13/01/2013

Ce jour-là, 13 Janvier 1898...

... à la une de  «  l’Aurore »,  la lettre d’Emile Zola (1840-1902) au Président de la République Félix Faure (1841-1899). Le titre est sans équivoque,  un terrible et froid « J’accuse… !» C'est le véritable tournant de l’affaire Dreyfus, une affaire d’espionnage, dans un contexte de revanche contre l’Allemagne, qui va mettre en effervescence notre pays tout entier.   

J'accuse.jpg

A l'automne 1894, le Capitaine Alfred Dreyfus (1859-1935) est accusé d’avoir livré aux allemands des documents classés secrets.

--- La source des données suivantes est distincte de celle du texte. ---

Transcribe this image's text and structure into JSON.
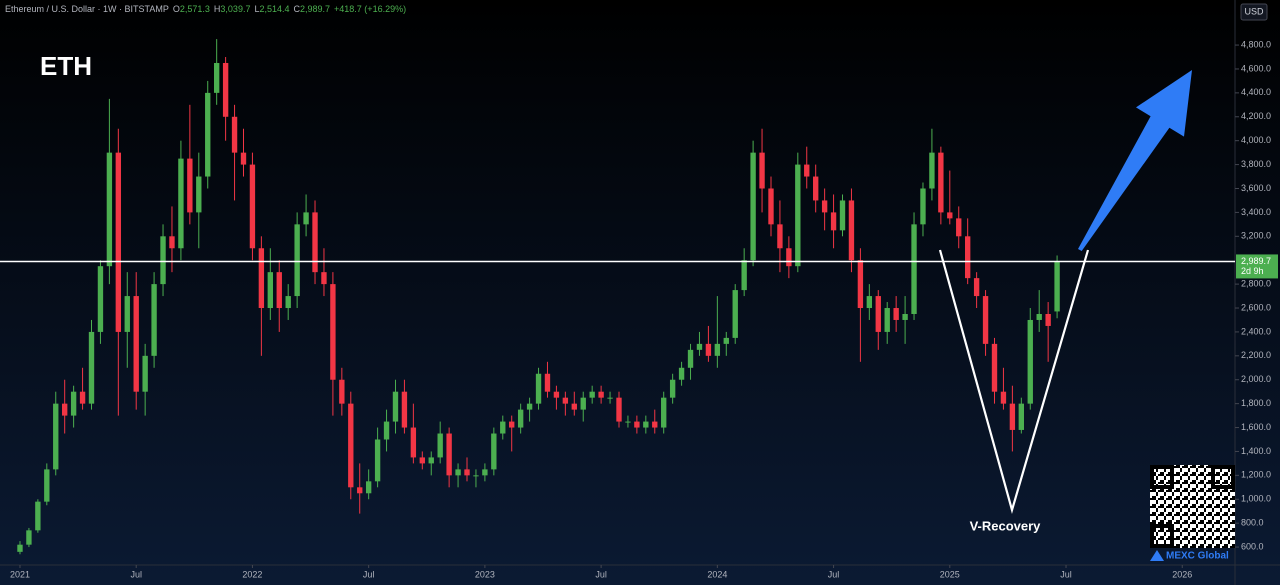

Après une enquête uniquement à charge, le militaire passe en conseil de guerre. Il est condamné à l’emprisonnement à perpétuité dans une enceinte fortifiée. Le 5 janvier 1895, dans la cour des Invalides, l’officier est dégradé, puis le 21, il est embarqué pour l’île du Diable, en Guyane française.  

DREYFUS.jpg

Alfred Dreyfus (1859-1935)

 

Aucun de ses proches, notamment son frère Mathieu et sa femme Lucie, ne croit en sa culpabilité. Ils vont donc se battre. Très vite, des détails troublants s'amoncèlent, des informations nouvelles s'accumulent, de graves irrégularités sont relevées dans l’instruction et le procès.

L’affaire devient nationale. Tout le monde s’interroge. Et si tout cela n’était qu’un coup monté ? Dreyfus, qui est juif, aurait-il été choisi par les antisémites pour discréditer toute la gauche ? On s’affronte, parfois même violemment. D'un côté les partisans de Dreyfus,  les "dreyfusards",  la gauche radicale et les socialistes, contre les anti-dreyfusards, la droite nationaliste soutenue par la presse catholique.

Au milieu de l’année 1895, le nouveau patron du Renseignement, le lieutenant-colonel Picquart, acquiert la conviction que le véritable coupable est en réalité  un commandant d’infanterie criblé de dettes, Ferdinand Esterhazy (1847-1923). En novembre 1896,  le journal « Le Matin » publie la preuve de sa culpabilité. Malgré cela, le 11 janvier 1898, le conseil de guerre l’acquitte.

Comme tout français, Emile Zola suit l’affaire. Il est convaincu de l’innocence de Dreyfus. Deux jours seulement après l’acquittement d’Esterhazy, il propose au tout nouveau journal « l’Aurore » une lettre ouverte au Président de la République dans laquelle il prend ouvertement position. C’est Georges Clemenceau (1841-1929), qui tient une rubrique dans ledit journal, qui trouve le titre choc : «  J’accuse ! »  

 

MANUSCRIT.jpg

 Première page du manuscrit d’Emile Zola

 

Les 300 000 exemplaires distribués le 13 janvier 1898 ont un retentissement immense.  Un mois plus tard, Zola, inculpé de diffamation publique, est condamné à un an de prison ferme. Il s’exile en Angleterre. Ses biens sont saisis et vendus aux enchères.

Le procès en réhabilitation du Capitaine Dreyfus se tient le 12 juillet 1906. A son issue, Dreyfus, décoré de la légion d’honneur, est  réintégré dans  l’armée avec le grade de Commandant.

 

Biblio. « L’histoire de France  en 2000 dates de Ph. Valode – Ed. Acropole 2011.